Black phosphorus assisted polyionic micelles with efficient PTX loading for remotely controlled release and synergistic treatment of drug-resistant tumors.

Nanomedicines have been widely used in the effective delivery of chemotherapeutic drugs due to their advantages such as increasing the half-life of drugs, selectively targeting tumor tissues, and thus reducing systemic toxicity. However, the low drug entrapment rate and the difficulty of real-controlled release at tumor sites hinder their further clinical translations. Here we have developed biodegradable polyionic micelles (PD-M) to facilitate black phosphorus (BP) encapsulation (PD-M@BP) for improved drug loading. With the introduction of BP, PTX-loaded PD-M@BP (PD-M@BP/PTX) with sizes of 124-162 nm exhibited superior encapsulation efficiency over 94% and excellent colloidal stability. Meanwhile, PD-M well protected BP from fast degradation to show the good photothermal performance under near-infrared (NIR) irradiation, thus achieving the remotely controlled fast PTX release due to micelle core melting and dissociation, accompanied by the synergistic photothermal tumor therapy.

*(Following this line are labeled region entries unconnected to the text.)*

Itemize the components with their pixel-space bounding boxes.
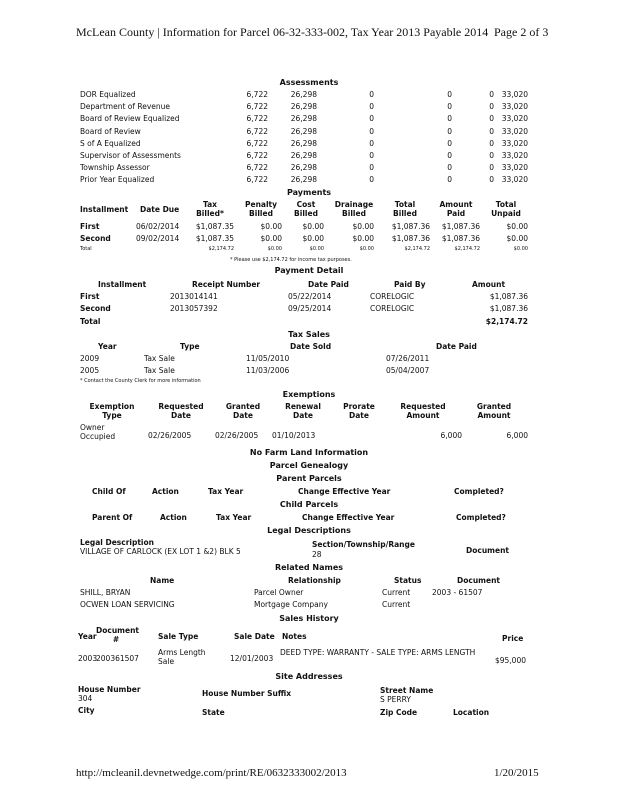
assessment-total: 33,020 [501,151,528,160]
assessment-other: 0 [489,114,494,124]
child-parcels-title: Child Parcels [279,500,339,509]
sales-header-price: Price [502,634,524,643]
assessment-label: Prior Year Equalized [80,175,155,185]
assessment-farm-land: 0 [369,90,374,99]
payments-total-unpaid: $0.00 [513,246,528,252]
payments-header-total-billed: Total Billed [393,200,417,218]
related-header-name: Name [150,576,175,585]
sale-year: 2003 [78,654,98,663]
payments-total-billed: $2,174.72 [404,246,430,252]
payment-detail-paid-by: CORELOGIC [370,292,415,301]
related-header-relationship: Relationship [288,576,341,585]
legal-description: VILLAGE OF CARLOCK (EX LOT 1 &2) BLK 5 [80,547,241,556]
assessments-title: Assessments [279,78,339,87]
assessment-farm-building: 0 [447,114,452,124]
payment-drainage-billed: $0.00 [352,234,374,243]
payment-detail-paid-by: CORELOGIC [370,304,415,313]
assessment-other: 0 [489,175,494,185]
assessment-other: 0 [489,138,494,148]
payment-drainage-billed: $0.00 [352,222,374,231]
related-status: Current [382,588,411,597]
tax-sale-date-sold: 11/05/2010 [246,354,290,363]
payment-detail-receipt: 2013057392 [170,304,218,313]
exemptions-title: Exemptions [282,390,336,399]
sale-type: Arms Length Sale [158,648,206,666]
payments-total-cost: $0.00 [309,246,324,252]
page-number: Page 2 of 3 [494,25,549,39]
page-header-title: McLean County | Information for Parcel 06-32-333-002, Tax Year 2013 Payable 2014 [76,25,489,39]
payment-date-due: 06/02/2014 [136,222,180,231]
assessment-farm-land: 0 [369,163,374,173]
payment-detail-installment: First [80,292,100,301]
child-header-completed: Completed? [456,513,506,522]
assessment-other: 0 [489,151,494,160]
site-header-zip: Zip Code [380,708,418,717]
payments-header-cost-billed: Cost Billed [294,200,318,218]
tax-sale-type: Tax Sale [144,354,175,363]
assessment-farm-land: 0 [369,138,374,148]
payment-penalty-billed: $0.00 [260,234,282,243]
payment-detail-header-receipt: Receipt Number [192,280,261,289]
payment-installment: First [80,222,100,231]
sales-header-notes: Notes [282,632,307,641]
exemptions-header-prorate-date: Prorate Date [343,402,375,420]
child-header-action: Action [160,513,187,522]
assessment-land: 6,722 [246,163,268,173]
tax-sale-date-paid: 05/04/2007 [386,366,430,375]
assessment-total: 33,020 [501,163,528,173]
payments-total-tax: $2,174.72 [208,246,234,252]
assessment-land: 6,722 [246,102,268,112]
related-relationship: Mortgage Company [254,600,328,609]
related-header-status: Status [394,576,422,585]
payments-note: * Please use $2,174.72 for income tax purposes. [230,257,352,263]
payments-header-drainage-billed: Drainage Billed [334,200,374,218]
site-header-state: State [202,708,225,717]
parent-header-action: Action [152,487,179,496]
site-house-number: 304 [78,694,93,703]
payment-total-billed: $1,087.36 [391,222,430,231]
site-header-city: City [78,706,95,715]
parent-header-change-year: Change Effective Year [298,487,391,496]
payment-total-unpaid: $0.00 [506,222,528,231]
payment-detail-receipt: 2013014141 [170,292,218,301]
payments-header-installment: Installment [80,205,129,214]
assessment-farm-land: 0 [369,126,374,136]
tax-sale-date-sold: 11/03/2006 [246,366,290,375]
no-farm-land: No Farm Land Information [249,448,369,457]
assessment-building: 26,298 [290,175,317,185]
payments-header-tax-billed: Tax Billed* [196,200,224,218]
tax-sales-header-date-paid: Date Paid [436,342,477,351]
related-header-document: Document [457,576,500,585]
tax-sales-note: * Contact the County Clerk for more information [80,378,201,384]
sales-header-sale-date: Sale Date [234,632,275,641]
payment-cost-billed: $0.00 [302,234,324,243]
assessment-building: 26,298 [290,90,317,99]
assessment-farm-land: 0 [369,102,374,112]
assessment-building: 26,298 [290,126,317,136]
sales-history-title: Sales History [279,614,339,623]
payments-header-date-due: Date Due [140,205,180,214]
tax-sale-year: 2005 [80,366,100,375]
payment-detail-title: Payment Detail [274,266,344,275]
tax-sale-date-paid: 07/26/2011 [386,354,430,363]
related-name: SHILL, BRYAN [80,588,131,597]
assessment-farm-building: 0 [447,138,452,148]
payments-header-total-unpaid: Total Unpaid [491,200,521,218]
exemptions-header-requested-amount: Requested Amount [400,402,446,420]
assessment-farm-land: 0 [369,114,374,124]
related-document: 2003 - 61507 [432,588,483,597]
exemption-type: Owner Occupied [80,423,116,441]
parent-parcels-title: Parent Parcels [276,474,342,483]
assessment-other: 0 [489,126,494,136]
legal-header-description: Legal Description [80,538,154,547]
exemption-requested-date: 02/26/2005 [148,431,192,440]
sales-header-document: Document # [96,626,139,644]
assessment-farm-building: 0 [447,90,452,99]
payment-detail-amount: $1,087.36 [489,292,528,301]
exemption-renewal-date: 01/10/2013 [272,431,316,440]
payment-detail-installment: Second [80,304,111,313]
payments-header-amount-paid: Amount Paid [439,200,473,218]
parent-header-tax-year: Tax Year [208,487,244,496]
payments-header-penalty-billed: Penalty Billed [244,200,278,218]
payment-detail-total: $2,174.72 [485,317,528,326]
legal-header-str: Section/Township/Range [312,540,415,549]
tax-sales-header-year: Year [98,342,117,351]
exemptions-header-granted-amount: Granted Amount [476,402,512,420]
child-header-parent-of: Parent Of [92,513,133,522]
payment-amount-paid: $1,087.36 [441,222,480,231]
tax-sales-header-date-sold: Date Sold [290,342,332,351]
assessment-building: 26,298 [290,114,317,124]
assessment-label: Supervisor of Assessments [80,151,181,160]
assessment-label: Township Assessor [80,163,150,173]
site-header-street: Street Name [380,686,434,695]
payment-cost-billed: $0.00 [302,222,324,231]
tax-sale-year: 2009 [80,354,100,363]
payments-total-label: Total [80,246,92,252]
site-header-suffix: House Number Suffix [202,689,292,698]
assessment-label: Board of Review Equalized [80,114,180,124]
assessment-label: DOR Equalized [80,90,136,99]
payment-detail-total-label: Total [80,317,101,326]
parent-header-child-of: Child Of [92,487,126,496]
assessment-total: 33,020 [501,175,528,185]
assessment-farm-building: 0 [447,102,452,112]
related-name: OCWEN LOAN SERVICING [80,600,175,609]
sale-date: 12/01/2003 [230,654,274,663]
payment-detail-header-amount: Amount [472,280,506,289]
payments-total-paid: $2,174.72 [454,246,480,252]
payment-detail-date-paid: 05/22/2014 [288,292,332,301]
payment-total-unpaid: $0.00 [506,234,528,243]
parcel-genealogy-title: Parcel Genealogy [269,461,349,470]
site-street: S PERRY [380,695,411,704]
assessment-land: 6,722 [246,126,268,136]
child-header-tax-year: Tax Year [216,513,252,522]
site-header-location: Location [453,708,490,717]
assessment-land: 6,722 [246,138,268,148]
assessment-farm-building: 0 [447,163,452,173]
payments-total-penalty: $0.00 [267,246,282,252]
assessment-label: Board of Review [80,126,141,136]
assessment-building: 26,298 [290,138,317,148]
sale-notes: DEED TYPE: WARRANTY - SALE TYPE: ARMS LENGTH [280,648,476,657]
payment-penalty-billed: $0.00 [260,222,282,231]
site-addresses-title: Site Addresses [275,672,343,681]
assessment-building: 26,298 [290,151,317,160]
exemptions-header-granted-date: Granted Date [225,402,261,420]
assessment-label: S of A Equalized [80,138,141,148]
payment-detail-header-installment: Installment [98,280,147,289]
assessment-farm-land: 0 [369,175,374,185]
assessment-farm-building: 0 [447,151,452,160]
assessment-land: 6,722 [246,151,268,160]
assessment-total: 33,020 [501,90,528,99]
assessment-label: Department of Revenue [80,102,171,112]
payment-tax-billed: $1,087.35 [195,234,234,243]
site-header-house-number: House Number [78,685,141,694]
payments-total-drainage: $0.00 [359,246,374,252]
payment-total-billed: $1,087.36 [391,234,430,243]
assessment-farm-building: 0 [447,175,452,185]
payment-date-due: 09/02/2014 [136,234,180,243]
assessment-total: 33,020 [501,138,528,148]
assessment-total: 33,020 [501,114,528,124]
related-names-title: Related Names [274,563,344,572]
related-relationship: Parcel Owner [254,588,304,597]
exemptions-header-type: Exemption Type [89,402,135,420]
assessment-building: 26,298 [290,102,317,112]
payment-detail-header-date-paid: Date Paid [308,280,349,289]
sale-document: 200361507 [96,654,139,663]
payment-installment: Second [80,234,111,243]
assessment-total: 33,020 [501,102,528,112]
payment-amount-paid: $1,087.36 [441,234,480,243]
assessment-other: 0 [489,163,494,173]
assessment-other: 0 [489,90,494,99]
assessment-land: 6,722 [246,175,268,185]
exemptions-header-renewal-date: Renewal Date [285,402,321,420]
assessment-farm-land: 0 [369,151,374,160]
footer-date: 1/20/2015 [494,767,539,779]
legal-header-document: Document [466,546,509,555]
legal-str-value: 28 [312,550,322,559]
related-status: Current [382,600,411,609]
payment-detail-amount: $1,087.36 [489,304,528,313]
payments-title: Payments [286,188,332,197]
tax-sales-header-type: Type [180,342,200,351]
exemptions-header-requested-date: Requested Date [158,402,204,420]
sales-header-year: Year [78,632,97,641]
tax-sales-title: Tax Sales [288,330,330,339]
tax-sale-type: Tax Sale [144,366,175,375]
exemption-granted-date: 02/26/2005 [215,431,259,440]
exemption-granted-amount: 6,000 [506,431,528,440]
assessment-total: 33,020 [501,126,528,136]
assessment-other: 0 [489,102,494,112]
assessment-land: 6,722 [246,114,268,124]
payment-tax-billed: $1,087.35 [195,222,234,231]
sale-price: $95,000 [494,656,526,665]
legal-descriptions-title: Legal Descriptions [267,526,351,535]
assessment-land: 6,722 [246,90,268,99]
child-header-change-year: Change Effective Year [302,513,395,522]
sales-header-sale-type: Sale Type [158,632,199,641]
assessment-farm-building: 0 [447,126,452,136]
exemption-requested-amount: 6,000 [440,431,462,440]
payment-detail-header-paid-by: Paid By [394,280,426,289]
assessment-building: 26,298 [290,163,317,173]
footer-url: http://mcleanil.devnetwedge.com/print/RE/0632333002/2013 [76,767,347,779]
parent-header-completed: Completed? [454,487,504,496]
payment-detail-date-paid: 09/25/2014 [288,304,332,313]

The in vivo results demonstrated that the PD-M@BP/PTX nanosystem not only realized significant inhibition of multi-drug resistant (MDR) cervical tumors (HeLa/PTXR tumor) by remote NIR-regulation, but also reduced the potential damage of chemotherapeutic drugs to the whole body, rendering these hybrid nanosystems as great tools to treat MDR tumors synergistically.